Music retail is like working at Sam Ash, Guitar Center or similar. You could even work at a specialized trumpet or brass shop. The job is about building good customer relationships so they’ll come back, sell instruments and accessories, maintaining the shop clean, educating people on instruments and much more. There is usually room for advancement and promotion to supervisor or manager positions.
It’s no secret that music can reach the depths of our minds like no other art can, so it’s obvious why music therapy is absolutely a thing, and you can get a degree in Music Therapy from an educational institution. If you love music but also want to be in a therapy profession, this might just be the career that puts it all together for you. Helping patients physically and mentally through music can be a very rewarding job.
I decided to add this section because there are many other things you can do to further your career. You could build music apps, be a web designer for artists, build creative websites related to the music industry, build your own music school, create and run summer music programs, specialize in playing for the elderly and much more. Find what you love, throw music in and cook up something exciting. Check out the music entrepreneurship page to get ideas on creating your own jobs.
This option has potential to be a very high paying career as you could end up recording Beyonce’s newest album. Some paths for work in a recording studio include being a recording engineer (who sets up all the fancy machines and takes care of equipment working properly), a record producer (who helps the talent by giving them tips during the recording session) and a record mixer (who takes all the layers of music and mixes them to the highest possible quality).

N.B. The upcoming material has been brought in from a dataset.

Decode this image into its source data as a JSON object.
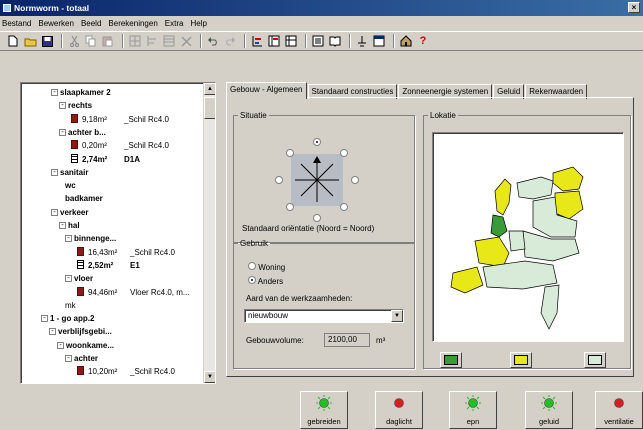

If you had a band director in middle or high school, then you know this isn’t a job for the faint of heart. Choosing music, filing forms, attending school faculty meetings, planing marching shows and concerts, directing the band during school and at after-school rehearsals, and planning successful band camps are only a few of the responsibilities. Band directors sacrifice a lot of their time outside of school for the benefit of the band. If you just love marching band, conducting, working with a variety of personalities and don’t mind putting in extra hours, get a music education degree and go for it. By the way, being a school orchestra teacher is also an option!